Together the parent and child sing:
"Father in Heaven, we thank thee this day,
for loving guidance to show us the way,
grateful we praise thee with songs of delight,
Gladly, gladly we'll walk in the light."
When we walk in the light together we see the goodness of God in the manifestations of the Holy Spirit, we hope in Jesus Christ, and in the knowledge that prayers are heard and answered. "Because God has been faithful and kept His promises in the past, we can hope with confidence that God will keep His promises to us in the present and in the future. In times of distress, we can hold tightly to the hope that things will "work together for [our] good" (D&C 90:24) as we follow the counsel of God's prophets. This type of hope in God, His goodness, and His power refreshes us with courage during difficult challenges and gives strength to those who feel threatened by enclosing walls of fear, doubt and despair."

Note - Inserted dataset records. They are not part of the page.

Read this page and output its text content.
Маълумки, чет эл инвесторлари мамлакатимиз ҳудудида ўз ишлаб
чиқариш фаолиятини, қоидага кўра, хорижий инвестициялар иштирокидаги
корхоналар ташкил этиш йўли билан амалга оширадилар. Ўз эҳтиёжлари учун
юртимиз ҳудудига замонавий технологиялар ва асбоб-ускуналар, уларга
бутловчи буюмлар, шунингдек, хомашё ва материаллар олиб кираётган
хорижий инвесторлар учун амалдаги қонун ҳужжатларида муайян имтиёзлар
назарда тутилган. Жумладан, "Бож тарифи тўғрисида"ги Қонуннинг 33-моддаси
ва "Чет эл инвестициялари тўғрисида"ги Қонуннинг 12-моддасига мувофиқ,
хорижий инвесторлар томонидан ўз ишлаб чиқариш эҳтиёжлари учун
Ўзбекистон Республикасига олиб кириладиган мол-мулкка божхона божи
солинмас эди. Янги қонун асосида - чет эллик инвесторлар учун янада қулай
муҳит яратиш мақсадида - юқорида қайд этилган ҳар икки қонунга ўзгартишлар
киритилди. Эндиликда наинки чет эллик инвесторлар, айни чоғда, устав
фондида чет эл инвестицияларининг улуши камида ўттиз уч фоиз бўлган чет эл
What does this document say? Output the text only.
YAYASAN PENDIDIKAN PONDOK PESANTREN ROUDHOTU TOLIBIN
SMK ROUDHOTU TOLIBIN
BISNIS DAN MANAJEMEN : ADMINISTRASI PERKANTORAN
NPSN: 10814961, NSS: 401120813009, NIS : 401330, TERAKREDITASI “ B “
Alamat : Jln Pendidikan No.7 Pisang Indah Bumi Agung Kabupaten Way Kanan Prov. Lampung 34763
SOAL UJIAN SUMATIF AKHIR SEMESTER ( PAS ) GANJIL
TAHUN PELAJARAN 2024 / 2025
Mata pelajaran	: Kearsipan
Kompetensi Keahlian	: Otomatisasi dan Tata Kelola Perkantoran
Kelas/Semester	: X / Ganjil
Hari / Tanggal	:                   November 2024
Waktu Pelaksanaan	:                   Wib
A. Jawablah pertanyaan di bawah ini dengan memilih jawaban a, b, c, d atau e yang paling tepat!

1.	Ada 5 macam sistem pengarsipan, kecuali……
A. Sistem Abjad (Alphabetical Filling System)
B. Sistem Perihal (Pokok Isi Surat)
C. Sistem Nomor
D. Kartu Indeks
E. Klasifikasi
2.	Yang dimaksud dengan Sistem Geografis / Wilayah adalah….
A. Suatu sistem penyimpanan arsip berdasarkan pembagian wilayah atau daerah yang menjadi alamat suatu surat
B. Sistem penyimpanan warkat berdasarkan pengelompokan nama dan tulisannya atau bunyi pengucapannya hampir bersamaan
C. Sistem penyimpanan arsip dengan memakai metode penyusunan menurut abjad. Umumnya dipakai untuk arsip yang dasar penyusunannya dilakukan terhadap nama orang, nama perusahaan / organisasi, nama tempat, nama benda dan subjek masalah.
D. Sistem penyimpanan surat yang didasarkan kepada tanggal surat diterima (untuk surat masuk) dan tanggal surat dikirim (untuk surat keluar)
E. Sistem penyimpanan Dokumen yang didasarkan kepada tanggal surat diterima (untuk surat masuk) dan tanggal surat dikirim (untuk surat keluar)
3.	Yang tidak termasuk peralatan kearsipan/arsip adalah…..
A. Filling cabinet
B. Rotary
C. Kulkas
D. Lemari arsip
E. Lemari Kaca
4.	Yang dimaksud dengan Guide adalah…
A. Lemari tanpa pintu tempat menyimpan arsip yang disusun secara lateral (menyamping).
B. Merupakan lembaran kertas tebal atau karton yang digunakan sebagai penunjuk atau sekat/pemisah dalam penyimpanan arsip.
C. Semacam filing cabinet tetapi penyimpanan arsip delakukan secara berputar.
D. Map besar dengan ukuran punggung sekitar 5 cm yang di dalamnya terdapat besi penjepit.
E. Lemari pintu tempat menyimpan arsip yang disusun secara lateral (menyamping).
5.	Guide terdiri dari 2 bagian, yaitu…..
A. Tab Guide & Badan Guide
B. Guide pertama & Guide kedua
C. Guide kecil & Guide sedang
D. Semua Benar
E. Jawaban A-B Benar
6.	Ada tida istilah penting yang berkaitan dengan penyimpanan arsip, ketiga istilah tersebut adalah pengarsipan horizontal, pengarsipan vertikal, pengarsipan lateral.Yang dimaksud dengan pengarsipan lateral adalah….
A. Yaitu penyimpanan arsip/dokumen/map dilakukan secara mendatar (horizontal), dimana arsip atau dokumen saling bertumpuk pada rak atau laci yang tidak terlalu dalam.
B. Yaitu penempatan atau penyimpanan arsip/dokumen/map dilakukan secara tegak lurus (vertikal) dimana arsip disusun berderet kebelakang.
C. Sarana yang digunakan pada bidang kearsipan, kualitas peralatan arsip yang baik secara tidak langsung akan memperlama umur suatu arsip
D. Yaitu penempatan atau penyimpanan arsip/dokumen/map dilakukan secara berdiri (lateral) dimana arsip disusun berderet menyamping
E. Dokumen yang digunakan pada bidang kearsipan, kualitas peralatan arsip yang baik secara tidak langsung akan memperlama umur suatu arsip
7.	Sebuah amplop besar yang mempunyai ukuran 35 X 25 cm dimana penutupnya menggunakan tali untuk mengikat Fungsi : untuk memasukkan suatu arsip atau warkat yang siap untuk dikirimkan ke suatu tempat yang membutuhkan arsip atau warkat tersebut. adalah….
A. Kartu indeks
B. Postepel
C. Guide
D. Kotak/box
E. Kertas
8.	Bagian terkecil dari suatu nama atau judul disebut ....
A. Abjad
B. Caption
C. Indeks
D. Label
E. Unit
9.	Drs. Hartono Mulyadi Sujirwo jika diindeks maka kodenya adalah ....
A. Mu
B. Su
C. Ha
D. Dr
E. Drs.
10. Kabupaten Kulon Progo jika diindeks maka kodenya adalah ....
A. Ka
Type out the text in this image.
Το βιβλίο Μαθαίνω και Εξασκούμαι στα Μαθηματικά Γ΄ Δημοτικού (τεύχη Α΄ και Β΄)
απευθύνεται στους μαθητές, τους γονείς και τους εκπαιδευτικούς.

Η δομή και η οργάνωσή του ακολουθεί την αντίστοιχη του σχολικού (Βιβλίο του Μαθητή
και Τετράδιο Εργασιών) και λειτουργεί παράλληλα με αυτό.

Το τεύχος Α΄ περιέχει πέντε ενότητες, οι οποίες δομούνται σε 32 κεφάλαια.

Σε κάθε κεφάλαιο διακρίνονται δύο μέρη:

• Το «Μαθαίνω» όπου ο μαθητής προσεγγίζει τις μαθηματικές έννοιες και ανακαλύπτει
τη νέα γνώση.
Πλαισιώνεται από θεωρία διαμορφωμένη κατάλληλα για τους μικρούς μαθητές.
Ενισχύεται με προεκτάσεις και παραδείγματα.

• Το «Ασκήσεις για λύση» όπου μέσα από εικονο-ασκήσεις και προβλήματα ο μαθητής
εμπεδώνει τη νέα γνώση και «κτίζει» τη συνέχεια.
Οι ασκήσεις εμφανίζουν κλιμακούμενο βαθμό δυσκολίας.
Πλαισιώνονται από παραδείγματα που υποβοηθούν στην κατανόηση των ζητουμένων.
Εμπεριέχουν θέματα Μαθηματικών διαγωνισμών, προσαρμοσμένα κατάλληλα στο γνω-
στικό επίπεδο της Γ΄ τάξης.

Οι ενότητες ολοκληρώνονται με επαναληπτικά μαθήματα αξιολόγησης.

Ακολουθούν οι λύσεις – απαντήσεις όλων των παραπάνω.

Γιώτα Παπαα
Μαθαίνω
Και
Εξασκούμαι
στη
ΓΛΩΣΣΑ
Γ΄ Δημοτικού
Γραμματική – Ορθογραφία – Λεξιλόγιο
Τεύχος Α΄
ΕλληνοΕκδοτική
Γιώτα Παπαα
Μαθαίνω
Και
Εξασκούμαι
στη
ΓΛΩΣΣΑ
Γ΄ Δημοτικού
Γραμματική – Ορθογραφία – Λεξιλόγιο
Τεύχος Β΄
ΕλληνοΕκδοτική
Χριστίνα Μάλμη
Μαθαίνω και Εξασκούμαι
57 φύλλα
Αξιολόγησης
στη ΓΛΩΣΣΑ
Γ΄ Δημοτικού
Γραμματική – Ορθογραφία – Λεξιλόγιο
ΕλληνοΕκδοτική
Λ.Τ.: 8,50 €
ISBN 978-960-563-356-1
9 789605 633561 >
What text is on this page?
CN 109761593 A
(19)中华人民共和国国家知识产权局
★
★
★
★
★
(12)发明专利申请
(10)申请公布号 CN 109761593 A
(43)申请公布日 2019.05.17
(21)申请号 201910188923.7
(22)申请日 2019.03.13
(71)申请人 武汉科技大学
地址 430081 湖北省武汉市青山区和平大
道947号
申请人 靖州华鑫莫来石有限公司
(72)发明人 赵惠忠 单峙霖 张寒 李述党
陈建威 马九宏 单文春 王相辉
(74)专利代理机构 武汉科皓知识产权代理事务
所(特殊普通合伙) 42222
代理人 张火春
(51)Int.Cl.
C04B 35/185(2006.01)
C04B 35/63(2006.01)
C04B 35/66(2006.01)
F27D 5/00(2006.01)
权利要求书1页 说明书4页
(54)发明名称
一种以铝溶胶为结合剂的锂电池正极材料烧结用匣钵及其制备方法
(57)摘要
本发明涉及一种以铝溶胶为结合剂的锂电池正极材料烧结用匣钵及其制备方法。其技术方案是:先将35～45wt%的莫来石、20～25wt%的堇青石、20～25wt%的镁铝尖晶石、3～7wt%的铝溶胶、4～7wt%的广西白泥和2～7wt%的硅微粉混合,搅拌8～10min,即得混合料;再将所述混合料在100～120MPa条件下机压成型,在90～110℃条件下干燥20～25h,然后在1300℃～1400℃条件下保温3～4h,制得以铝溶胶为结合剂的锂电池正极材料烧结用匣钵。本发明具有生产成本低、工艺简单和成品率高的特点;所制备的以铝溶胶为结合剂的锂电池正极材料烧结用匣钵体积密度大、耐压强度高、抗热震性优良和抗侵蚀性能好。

Although this is a lot of great information, it can seem a little overwhelming. So where do we start? President Uchtdorf answers by saying: "We learn to cultivate hope in the same way we learn how to walk, one step at a time. As we study the scriptures, speak with our Heavenly Father daily [in prayer], commit to keep the commandments of God, like the Word of Wisdom, and to pay a full tithing, we attain hope. We grow in our ability to "abound in hope, through the power of the Holy Ghost," as we more perfectly live the gospel." (Romans 15:13)
Knowing what hope is, how to develop it and where it comes from are key tools for us to use as we journey through this life. The most important step however is to "move forward and put faith and hope into action..." President Uchtdorf said that "not just worrying or wishful thinking, sustained our family and me and gave confidence that present circumstances would give way to future blessings."
I know that hope sustains us through despair and teaches us that there is reason to rejoice even when all seems dark around us. President Uchtdorf ends by saying "to all who suffer - to all who feel discouraged, worried or lonely - I say with love and deep concern for you, never give in. Never surrender. Never allow despair to overcome your spirit. Embrace and rely upon the Hope of Israel, for the love of the Son of God pierces all darkness, softens all sorrow, and gladdens every heart."
I echo these same feelings and pray that we all can continue daily to cultivate our hope in the Savior and overcome despair in our lives to once again return to live with our Father in Heaven. I say these things in the name of Jesus Christ, amen.